First, let me provide some context on the Red List. The Red List, created by well-known security practitioner Justin Somaini, reports on the results of a survey regarding early-stage security startups. It was first released in 2013 and provides a ranking of security startups based on their value in solving critical problems.
The survey for this edition of the Red List was sent to approximately 40,000 security practitioners in April 2015, a quarter before Niara came out of stealth. Getting included in an independent report such as this one means that we were already on security practitioners’ radar well before information on our solution was publicly available. To me, that is just as exciting as being included in the report. It shows that the problems Niara addresses are real enough for organizations to actively seek out information on how we can help them.
It’s also heartening to read about the transition that’s happening in this space where, according to the Red List, an approach based on regular expression and correlation rules is being replaced with machine learning algorithms. Anticipating that transition was one of the drivers for our vision (and a discussion point in my last blog) about security intelligence.
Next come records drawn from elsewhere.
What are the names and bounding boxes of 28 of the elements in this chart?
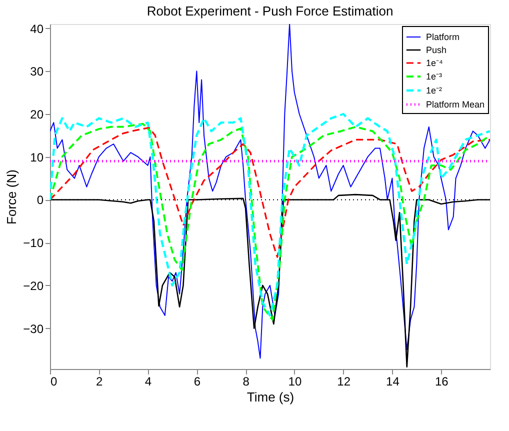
x-tick-label: 2: [96, 374, 104, 388]
line-series: [50, 126, 490, 258]
x-tick-label: 6: [194, 374, 201, 388]
y-tick-label: 10: [30, 150, 44, 164]
y-axis-title: Force (N): [4, 170, 20, 224]
x-tick-label: 0: [50, 374, 58, 388]
x-tick-label: 16: [434, 374, 449, 388]
y-tick-label: 40: [30, 22, 44, 36]
x-tick-label: 4: [144, 374, 152, 388]
x-axis-title: Time (s): [246, 390, 294, 404]
y-tick-label: 0: [36, 193, 44, 208]
legend-label: 1e⁻²: [426, 86, 442, 96]
x-tick-label: 10: [288, 374, 302, 388]
chart-title: Robot Experiment - Push Force Estimation: [146, 3, 394, 18]
legend-label: Platform: [426, 32, 460, 42]
legend-label: Push: [426, 45, 447, 55]
x-tick-label: 12: [337, 374, 351, 388]
y-tick-label: 30: [30, 64, 44, 79]
legend-label: 1e⁻⁴: [426, 58, 444, 68]
y-tick-label: −10: [23, 236, 44, 250]
y-tick-label: 20: [30, 108, 44, 122]
x-tick-label: 14: [386, 374, 400, 388]
line-series: [50, 24, 490, 359]
x-tick-label: 8: [242, 374, 250, 388]
y-tick-label: −30: [23, 322, 44, 336]
legend-label: Platform Mean: [426, 100, 485, 110]
y-tick-label: −20: [23, 278, 44, 293]
legend-label: 1e⁻³: [426, 72, 442, 82]
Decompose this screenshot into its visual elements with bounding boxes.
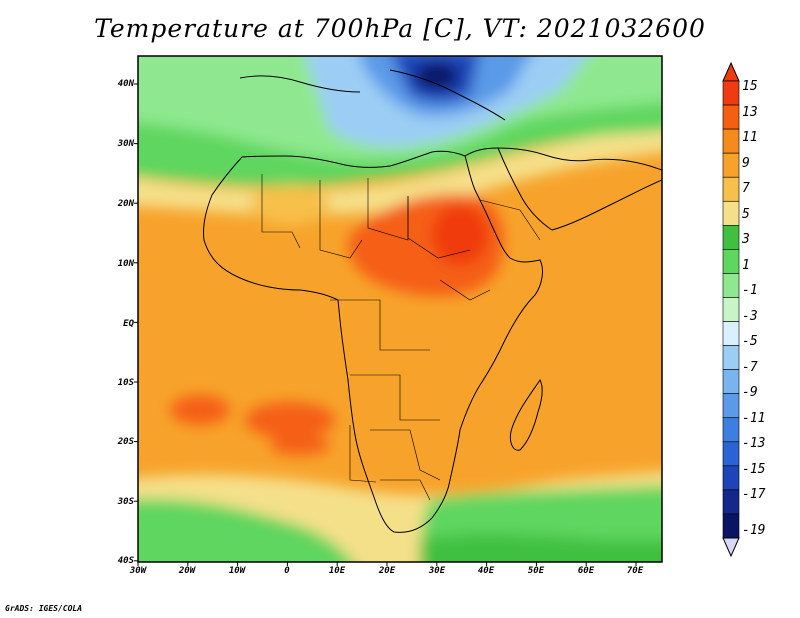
lat-label: 10N [117,259,134,269]
colorbar-swatch [722,273,740,298]
lon-label: 30E [428,566,446,576]
lon-label: 20E [378,566,396,576]
colorbar-swatch [722,152,740,178]
lat-label: 10S [117,378,134,388]
colorbar-swatch [722,393,740,419]
lat-label: 30N [117,139,134,149]
colorbar-swatch [722,249,740,274]
lon-label: 40E [477,566,495,576]
temperature-field [138,56,662,562]
colorbar-label: -7 [742,360,758,375]
grads-credit: GrADS: IGES/COLA [5,604,83,613]
colorbar-label: 9 [742,156,750,171]
colorbar-label: -11 [742,411,766,426]
lon-label: 10E [328,566,346,576]
colorbar-label: 7 [742,181,750,196]
lon-label: 0 [284,566,290,576]
lon-label: 10W [228,566,246,576]
colorbar [722,61,740,558]
lat-label: 20N [117,199,134,209]
colorbar-swatch [722,369,740,394]
lon-label: 30W [129,566,147,576]
colorbar-swatch [722,489,740,515]
colorbar-swatch [722,104,740,130]
colorbar-swatch [722,128,740,154]
colorbar-label: 3 [742,232,750,247]
colorbar-swatch [722,200,740,226]
country-borders [261,174,541,501]
lat-label: 40S [117,556,134,566]
lat-label: 40N [117,79,134,89]
colorbar-swatch [722,225,740,250]
lon-label: 60E [577,566,595,576]
colorbar-swatch [722,417,740,443]
coastlines [203,69,662,533]
colorbar-label: 15 [742,79,758,94]
colorbar-label: -1 [742,283,758,298]
colorbar-label: -15 [742,462,766,477]
colorbar-swatch [722,465,740,491]
colorbar-label: 11 [742,130,758,145]
lon-label: 20W [178,566,196,576]
colorbar-swatch [722,176,740,202]
colorbar-label: -13 [742,436,766,451]
lon-label: 50E [527,566,545,576]
lat-label: 30S [117,497,134,507]
map-frame [137,55,663,563]
colorbar-top-triangle [722,61,740,82]
colorbar-label: -3 [742,309,758,324]
map-title: Temperature at 700hPa [C], VT: 202103260… [94,14,706,43]
colorbar-label: 13 [742,105,758,120]
colorbar-swatch [722,297,740,322]
lon-label: 70E [626,566,644,576]
colorbar-swatch [722,80,740,106]
colorbar-label: -19 [742,523,766,538]
colorbar-swatch [722,345,740,370]
colorbar-label: 5 [742,207,750,222]
colorbar-swatch [722,441,740,467]
colorbar-label: -9 [742,385,758,400]
lat-label: EQ [123,319,134,329]
colorbar-label: -17 [742,487,766,502]
colorbar-label: -5 [742,334,758,349]
colorbar-swatch [722,513,740,539]
colorbar-swatch [722,321,740,346]
lat-label: 20S [117,437,134,447]
colorbar-label: 1 [742,258,750,273]
colorbar-bottom-triangle [722,537,740,558]
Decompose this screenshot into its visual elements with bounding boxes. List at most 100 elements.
We knew that traditional approaches would simply add to the alert white noise when faced with 1) the volume of security data being produced by IT systems in modern organizations and 2) the sophistication of advanced threats.
Niara’s big data security analytics (BDSA) provides the machine assist for security analysts to make better decisions, even when faced with overwhelming volumes of data. And all the innovations built into the Niara solution – big data, advanced analytics and forensics converged into a single solution; machine learning-based behavioral analytics (including entity and user behavior analytics or UBA) modules that automatically surface hidden threats; layered forensics that provide analysts with context when they conduct incident investigations or explore a hypothesis; the ability to embed into existing infrastructure – is what customers (e.g., a leading energy company, an F500 financial services company) say they need to handle the increasing amounts of security data and efficiently identify advanced threats that get past perimeter security systems.
The transition is just beginning. Security is an ever-changing cat-and-mouse game, with the bad guys trying their hardest to stay ahead. But Niara, built on a big data architecture and using advanced statistical modeling, is well-positioned thwart them by providing customers with much needed capabilities for effective threat detection and incident response, even in the face of changing requirements.